Aditya Birla Finance, Hero Fincorp, Piramal Capital, Poonawalla Fincorp, Shriram Finance, SMFG India Credit, and Tata Capital are the seven non-bank lending partners of Paytm. When Reuters asked the non-bank lenders for comments, none of them answered. Most also have affiliations with other online payment companies.
According to a company presentation given to investors, Paytm, formerly known as One 97 Communications, disbursed loans totaling 155 billion rupees ($1.9 billion) on behalf of the seven lenders during the October–December quarter. According to AllianceBernstein senior research analyst Pranav Gundlapalle, "lending was expected to become the key driver of earnings in the near future and hence accounted for the bulk of Paytm's (market) valuation."

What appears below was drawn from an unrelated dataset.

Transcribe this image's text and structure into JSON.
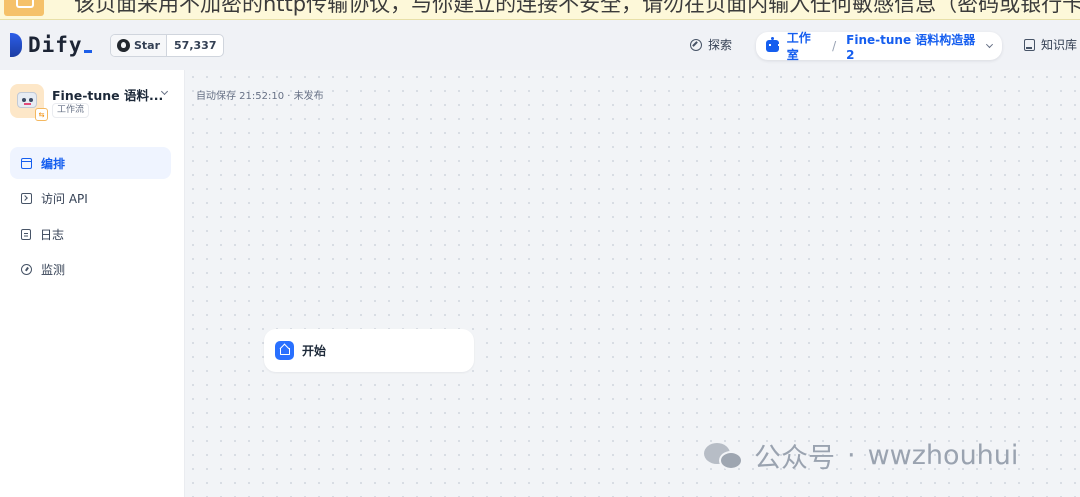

Following the warning from brokerage house Macquarie that the company faced a major danger of consumer flight, Paytm shares fell another 10% on Tuesday, reaching all-time lows. Since January 31, the stock's value has decreased by half. The extent to which Paytm Payments Bank's closure would affect the company's finances and reputation is still unknown.
After February 29, owners of the 330 million digital wallets with the bank will be able to withdraw their funds but not make new deposits. The central bank has stated that it will not revisit its decision to close the bank, even though the deadline may be extended to enable a more seamless handover of certain bank-related activities.
Paytm was able to handle transactions at a lesser cost than other digital payment companies since it had its own payments bank. According to Paytm, it is seeking to partner with additional banks.
However, payments utilizing India's widely used Unified Payments Interface (UPI) digital payment system are still possible on the Paytm app. Furthermore, as a result of the situation, many retailers are refusing to take Paytm payments, while demand for Google Pay and Walmart's PhonePe has increased.